Claro que esta vez eran Gaviola y su esposo los que nos ofrecían compartir un paseo por Florida, mi calle favorita. Por suerte, mi esposo asintió entusiasmado, y no sentí que “me sacaba a varear”, sino que me acompañaban con gusto, así que hacia allá fuimos.

Se preguntarán los lectores cuál fue el descubrimiento: pues que no conocía mi ciudad, esa que tanto digo amar. Que en tres años se ha llenado de turistas y la calle Florida está sembrada de ojos rasgados y acentos lejanos, tan lejanos como el acento de los que en algún momento vinieron por aquí a “hacer la América”.

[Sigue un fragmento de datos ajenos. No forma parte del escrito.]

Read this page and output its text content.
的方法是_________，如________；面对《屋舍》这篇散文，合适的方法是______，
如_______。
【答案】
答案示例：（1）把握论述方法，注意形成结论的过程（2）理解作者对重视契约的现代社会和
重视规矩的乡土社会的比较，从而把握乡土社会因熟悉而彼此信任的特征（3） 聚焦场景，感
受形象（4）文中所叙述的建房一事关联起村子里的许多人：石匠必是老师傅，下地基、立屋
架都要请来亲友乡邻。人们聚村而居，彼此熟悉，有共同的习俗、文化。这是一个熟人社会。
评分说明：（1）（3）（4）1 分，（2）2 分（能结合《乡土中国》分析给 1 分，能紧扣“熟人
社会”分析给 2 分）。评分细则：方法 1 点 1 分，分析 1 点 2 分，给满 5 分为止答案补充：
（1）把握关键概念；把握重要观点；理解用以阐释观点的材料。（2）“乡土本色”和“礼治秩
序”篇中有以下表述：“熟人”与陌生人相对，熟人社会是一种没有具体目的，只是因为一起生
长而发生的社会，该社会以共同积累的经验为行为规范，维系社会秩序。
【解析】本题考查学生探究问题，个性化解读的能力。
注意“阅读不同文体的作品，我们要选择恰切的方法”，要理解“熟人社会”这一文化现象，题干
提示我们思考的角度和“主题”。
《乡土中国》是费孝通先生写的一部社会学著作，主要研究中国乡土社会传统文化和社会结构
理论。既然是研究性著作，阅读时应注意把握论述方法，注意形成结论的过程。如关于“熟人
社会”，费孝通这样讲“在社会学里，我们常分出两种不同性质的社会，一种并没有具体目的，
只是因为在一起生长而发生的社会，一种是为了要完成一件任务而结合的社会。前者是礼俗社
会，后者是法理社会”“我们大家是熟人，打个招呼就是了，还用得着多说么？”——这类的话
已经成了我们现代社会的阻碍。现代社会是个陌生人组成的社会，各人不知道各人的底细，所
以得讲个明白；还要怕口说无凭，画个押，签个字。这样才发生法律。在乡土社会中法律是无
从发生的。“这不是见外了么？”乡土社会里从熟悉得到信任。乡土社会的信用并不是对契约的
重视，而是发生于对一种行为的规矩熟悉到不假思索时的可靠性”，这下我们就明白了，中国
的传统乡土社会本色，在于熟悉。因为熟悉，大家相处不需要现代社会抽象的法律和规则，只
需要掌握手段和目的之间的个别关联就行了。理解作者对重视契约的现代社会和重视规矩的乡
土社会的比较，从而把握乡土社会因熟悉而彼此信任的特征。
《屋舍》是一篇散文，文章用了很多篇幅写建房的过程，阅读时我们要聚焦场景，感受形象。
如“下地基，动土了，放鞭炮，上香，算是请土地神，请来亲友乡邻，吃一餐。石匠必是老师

Florida está mi calle, y más que florida diría que argenta, con el relumbrón de plata repujada en los miles de mates y bombillas que esperan a los visitantes en las vidrieras. Hasta temo que desaparezcan las vacas de nuestros campos, convertidas en camperas o chaquetas, bolsos o maletas. Todo se ha dispuesto para recibir al visitante y el visitante se entrega al juego de sentirse feliz por un ratito.

Socorro y yo caminamos cuchicheando nuestras vidas y me siento, a su lado, amparada por su voz y su mirada, turista en tierra propia: una niña que juega a olvidar obligaciones y deberes, alguien que vuelve a disfrutar las cosas buenas de la vida.

Miro a mi Jorge, y lo veo también contento, mientras procura encontrar un cuadro entre sus favoritos, con la idea de que agrade a Jesús, su compañero de caminata. Delicia de las horas que transcurren en vacación sin las cuales vivir es, a veces, extenuante.

Surgen risas y miradas cómplices y una foto capturada en un instante. Surge, por fin, la sensación absurda de conocerse desde siempre.

Unos cafés y unas cervezas rematan el encuentro y cada cual vuelve a su juego, pero mi alma está distinta, algo la ha cambiado. Sentirse turista en tierra propia es una experiencia, sin duda, renovadora.